Я поднялся на сцену, робко посмотрел на Александра Христофоровича и уже приготовился затарабанить текст, как увидел его глаза, вернее глаза капитана Енакиева. И столько в них было любви, тепла, участия к Ване-пастушку, столько горечи и боли за искалеченную Ванину жизнь, что я просто оторопел. Сколько же чувств сразу может выразить всего один взгляд! И так мне стало хорошо под этим взглядом, так мне захотелось не расставаться с Енакиевым, что я просто понял, как должен вести себя Ваня сейчас, чтобы его не отрывали от самых дорогих и близких ему людей.
Александр Христофорович заметил мое потрясение и негромко сказал:
— Попробуй…
— Брось ты переживать, — утешал я Шурку, когда мы возвращались домой, — тебе просто не повезло. Первопроходцам всегда достается больше всех. И еще я сегодня одну штуку понял. Александр Христофорович твой папа, ты к нему привык и совсем не обращаешь внимания, как он смотрит, как говорит. Поэтому, как Енакиев, он тебе еще не показался.

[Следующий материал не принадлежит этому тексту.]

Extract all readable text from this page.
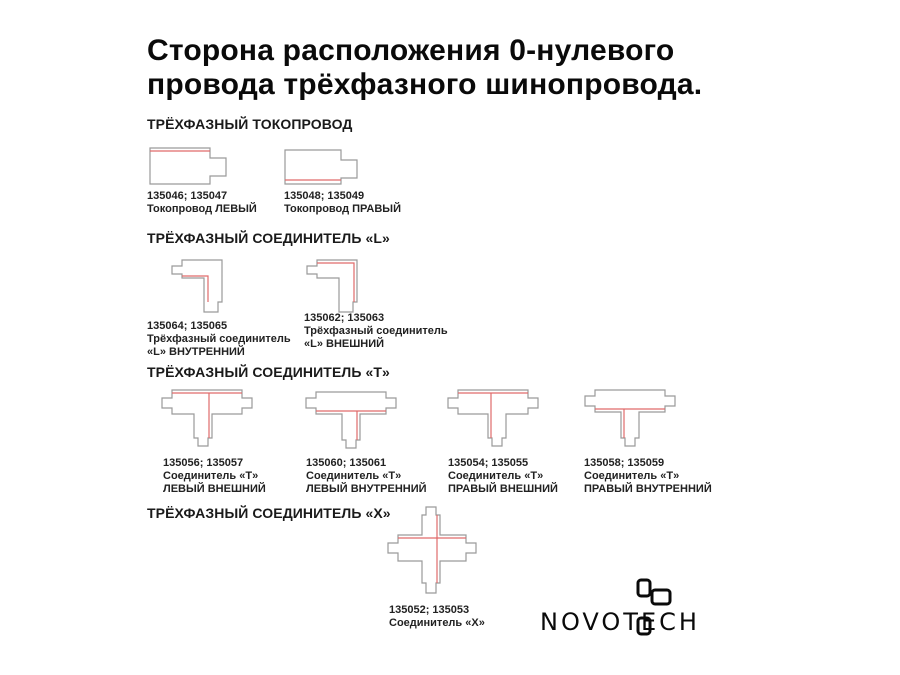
Сторона расположения 0-нулевого
провода трёхфазного шинопровода.
ТРЁХФАЗНЫЙ ТОКОПРОВОД
135046; 135047
Токопровод ЛЕВЫЙ
135048; 135049
Токопровод ПРАВЫЙ
ТРЁХФАЗНЫЙ СОЕДИНИТЕЛЬ «L»
135064; 135065
Трёхфазный соединитель
«L» ВНУТРЕННИЙ
135062; 135063
Трёхфазный соединитель
«L» ВНЕШНИЙ
ТРЁХФАЗНЫЙ СОЕДИНИТЕЛЬ «Т»
135056; 135057
Соединитель «Т»
ЛЕВЫЙ ВНЕШНИЙ
135060; 135061
Соединитель «Т»
ЛЕВЫЙ ВНУТРЕННИЙ
135054; 135055
Соединитель «Т»
ПРАВЫЙ ВНЕШНИЙ
135058; 135059
Соединитель «Т»
ПРАВЫЙ ВНУТРЕННИЙ
ТРЁХФАЗНЫЙ СОЕДИНИТЕЛЬ «Х»
135052; 135053
Соединитель «Х» NOVOTECH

— Как пастушок заговорил, — поддел меня Шурка, — только дело, я думаю, не в этом. Я тебе сейчас случай расскажу. Работала в театре актерская пара. Так, когда они Ромео и Джульетту играли, никто не верил, что это муж и жена. И подходили к ним после спектакля с цветами по отдельности. К нему — поклонницы, к ней — поклонники. Это что такое, по-твоему? — Шурка вздохнул и неожиданно закончил: — Бездельничал я все это время. А ты над ролью трудился, а отец у меня бездельников ох как не любит. Вот ты ему сегодня и показался.
— Ну, если ты словами Вани заговорил, значит, трудился не меньше меня, — серьезно сказал я, но довольной улыбки сдержать не мог. Приятно слушать похвалу самому себе, пусть даже не очень заслуженную.
Перед самой премьерой случилась беда: Шурку положили в больницу с двухсторонним воспалением легких. Перед генеральной репетицией Буров подошел ко мне и, неожиданно погладив по голове, сказал:
— Нельзя так, Серёженька. Ты вчера так участливо, так заботливо провел все свои сцены со мной, что мне плакать хотелось, тогда как по своему характеру Енакиев вовсе не нытик, а боевой офицер.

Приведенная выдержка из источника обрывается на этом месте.